9 July - 4 September 2022
Written by Leonor Veiga
Entang Wiharso (b. 1967, Tegal, Central Java) confronts the universal issues of power, loss, and love through investigations of ideology, philosophy, and identity. Particularly known for his large-scale paintings, wall sculptures, and installations, his work heightens our ability to perceive, feel and understand human experiences centered on love, hate, fanaticism, belonging, and home. Wiharso’s work is layered with social, political, and sexual critique, revealing a complex picture of the human condition by integrating narrative tools and placing unconventional materials together.
A 2019 Guggenheim Fellowship recipient who maintains studios in the U.S. and Indonesia, Wiharso’s research activities were cut short by the Covid crisis and he returned to isolate and work in his Rhode Island studio. He developed a distinctive use of glitter to create lush, detailed surfaces that draw viewers in while offering biting, humorous and poignant commentary. The exhibition Double Horizon features Wiharso’s newest works along with select works from the past three decades. The selection of works focuses on the duality of cultures and experiences in his two homelands—Indonesia and America.

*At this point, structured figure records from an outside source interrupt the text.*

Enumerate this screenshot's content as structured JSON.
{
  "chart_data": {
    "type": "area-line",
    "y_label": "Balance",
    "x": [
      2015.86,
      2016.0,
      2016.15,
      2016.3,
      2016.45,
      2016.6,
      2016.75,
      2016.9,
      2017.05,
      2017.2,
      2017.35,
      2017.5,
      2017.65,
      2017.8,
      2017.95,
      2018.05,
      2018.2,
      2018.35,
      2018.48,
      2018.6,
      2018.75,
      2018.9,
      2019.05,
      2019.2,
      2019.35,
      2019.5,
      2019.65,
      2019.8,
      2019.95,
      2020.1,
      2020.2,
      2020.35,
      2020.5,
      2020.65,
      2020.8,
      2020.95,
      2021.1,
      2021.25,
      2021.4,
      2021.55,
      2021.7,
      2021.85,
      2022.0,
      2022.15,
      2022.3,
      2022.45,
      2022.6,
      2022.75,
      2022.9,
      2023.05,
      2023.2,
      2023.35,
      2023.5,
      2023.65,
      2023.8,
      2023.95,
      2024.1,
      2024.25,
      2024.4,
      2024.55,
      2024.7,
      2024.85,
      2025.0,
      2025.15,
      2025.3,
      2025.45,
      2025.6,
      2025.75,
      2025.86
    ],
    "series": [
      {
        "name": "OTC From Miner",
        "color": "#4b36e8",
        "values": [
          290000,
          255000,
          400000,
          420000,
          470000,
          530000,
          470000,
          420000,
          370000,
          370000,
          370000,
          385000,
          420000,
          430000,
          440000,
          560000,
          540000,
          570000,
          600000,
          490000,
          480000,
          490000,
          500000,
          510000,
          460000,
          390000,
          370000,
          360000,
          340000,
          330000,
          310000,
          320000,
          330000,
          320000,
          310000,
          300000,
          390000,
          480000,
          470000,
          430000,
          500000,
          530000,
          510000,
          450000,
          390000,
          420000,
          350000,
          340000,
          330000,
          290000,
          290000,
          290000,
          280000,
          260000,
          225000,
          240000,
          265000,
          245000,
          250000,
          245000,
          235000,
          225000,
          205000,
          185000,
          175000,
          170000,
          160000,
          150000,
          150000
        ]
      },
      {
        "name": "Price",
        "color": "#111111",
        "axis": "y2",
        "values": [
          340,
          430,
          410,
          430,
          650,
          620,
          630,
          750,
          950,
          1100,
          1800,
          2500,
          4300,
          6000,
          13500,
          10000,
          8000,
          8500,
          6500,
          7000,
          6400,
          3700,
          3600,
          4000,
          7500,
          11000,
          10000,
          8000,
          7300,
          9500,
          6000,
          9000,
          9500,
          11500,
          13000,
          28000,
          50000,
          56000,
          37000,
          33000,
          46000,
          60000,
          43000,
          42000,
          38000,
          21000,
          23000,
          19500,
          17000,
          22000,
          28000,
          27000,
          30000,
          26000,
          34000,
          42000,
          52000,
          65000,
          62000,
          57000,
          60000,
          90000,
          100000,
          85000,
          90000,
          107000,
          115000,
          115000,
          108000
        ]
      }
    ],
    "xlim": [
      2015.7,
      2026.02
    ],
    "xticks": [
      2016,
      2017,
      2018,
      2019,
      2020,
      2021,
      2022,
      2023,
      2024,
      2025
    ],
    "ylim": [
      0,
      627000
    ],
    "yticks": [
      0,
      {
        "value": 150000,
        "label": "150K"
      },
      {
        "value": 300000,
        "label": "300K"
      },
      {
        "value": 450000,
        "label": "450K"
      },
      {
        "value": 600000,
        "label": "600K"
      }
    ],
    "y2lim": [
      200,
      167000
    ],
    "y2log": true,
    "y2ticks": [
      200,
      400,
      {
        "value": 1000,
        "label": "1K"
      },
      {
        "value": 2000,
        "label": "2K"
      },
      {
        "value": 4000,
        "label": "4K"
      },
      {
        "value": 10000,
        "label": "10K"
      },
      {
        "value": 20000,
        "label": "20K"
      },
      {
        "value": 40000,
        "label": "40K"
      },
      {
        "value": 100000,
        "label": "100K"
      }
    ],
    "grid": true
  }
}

Wiharso states, “This exhibition is a way to see and re-present my artistic practice over a span of three decades. I believe Art is knowledge and we should share it with others. Having spent significant portions of the last three decades outside the city of Jogja working in the national and international arena, I want to share this exhibition with the Jogja community where I have lived and worked.” Wiharso notes, “The ideas underpinning this body of work reverberate across geographic and national boundaries, but are rooted in an awareness of the land and horizon as witness to history, immune to our trials and tribulations.”

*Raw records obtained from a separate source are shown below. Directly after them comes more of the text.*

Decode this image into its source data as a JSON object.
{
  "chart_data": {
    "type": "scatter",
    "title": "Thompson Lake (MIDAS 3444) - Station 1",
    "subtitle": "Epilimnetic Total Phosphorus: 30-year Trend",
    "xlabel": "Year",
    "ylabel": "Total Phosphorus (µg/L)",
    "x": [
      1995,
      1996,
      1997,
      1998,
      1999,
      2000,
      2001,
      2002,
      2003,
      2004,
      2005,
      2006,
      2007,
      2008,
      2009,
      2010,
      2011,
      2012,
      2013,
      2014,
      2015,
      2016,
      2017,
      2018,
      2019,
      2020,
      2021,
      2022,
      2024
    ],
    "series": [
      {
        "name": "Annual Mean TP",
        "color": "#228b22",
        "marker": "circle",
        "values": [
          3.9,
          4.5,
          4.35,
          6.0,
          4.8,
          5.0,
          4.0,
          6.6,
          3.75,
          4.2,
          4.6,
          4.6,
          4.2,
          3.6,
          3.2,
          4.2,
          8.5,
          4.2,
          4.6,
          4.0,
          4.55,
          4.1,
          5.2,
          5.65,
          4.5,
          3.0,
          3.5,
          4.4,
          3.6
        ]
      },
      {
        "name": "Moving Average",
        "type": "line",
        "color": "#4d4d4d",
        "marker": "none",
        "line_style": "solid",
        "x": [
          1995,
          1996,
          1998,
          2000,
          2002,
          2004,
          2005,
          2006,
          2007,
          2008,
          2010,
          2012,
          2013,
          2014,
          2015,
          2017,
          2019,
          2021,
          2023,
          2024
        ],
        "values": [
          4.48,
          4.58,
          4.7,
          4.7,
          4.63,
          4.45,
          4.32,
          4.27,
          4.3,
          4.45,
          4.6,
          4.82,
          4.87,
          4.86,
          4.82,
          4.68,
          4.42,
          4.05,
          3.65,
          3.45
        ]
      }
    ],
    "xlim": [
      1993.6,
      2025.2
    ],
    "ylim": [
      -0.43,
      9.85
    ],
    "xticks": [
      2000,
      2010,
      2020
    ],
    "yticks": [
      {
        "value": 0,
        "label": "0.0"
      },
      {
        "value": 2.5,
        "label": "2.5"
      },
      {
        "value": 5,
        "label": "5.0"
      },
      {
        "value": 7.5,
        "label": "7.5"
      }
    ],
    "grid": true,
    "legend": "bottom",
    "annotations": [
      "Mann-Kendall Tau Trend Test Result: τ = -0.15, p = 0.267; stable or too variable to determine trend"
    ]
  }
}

Key motifs in his work–cars, floating islands, the night sky, vast landscapes–are stages upon which a narrative about history, geography, and family are presented. He looks at the land and seas as a site of history, migration, and trade and considers the personal reasons and motivating factors that shape social systems, interconnections, and conflicts that still impact us today. The tableaux of the family reflect a timeline of events unfolding over generations and is a narrative about conflict and compromise, examining how external pressures and expectations unfold within private relationships and communities.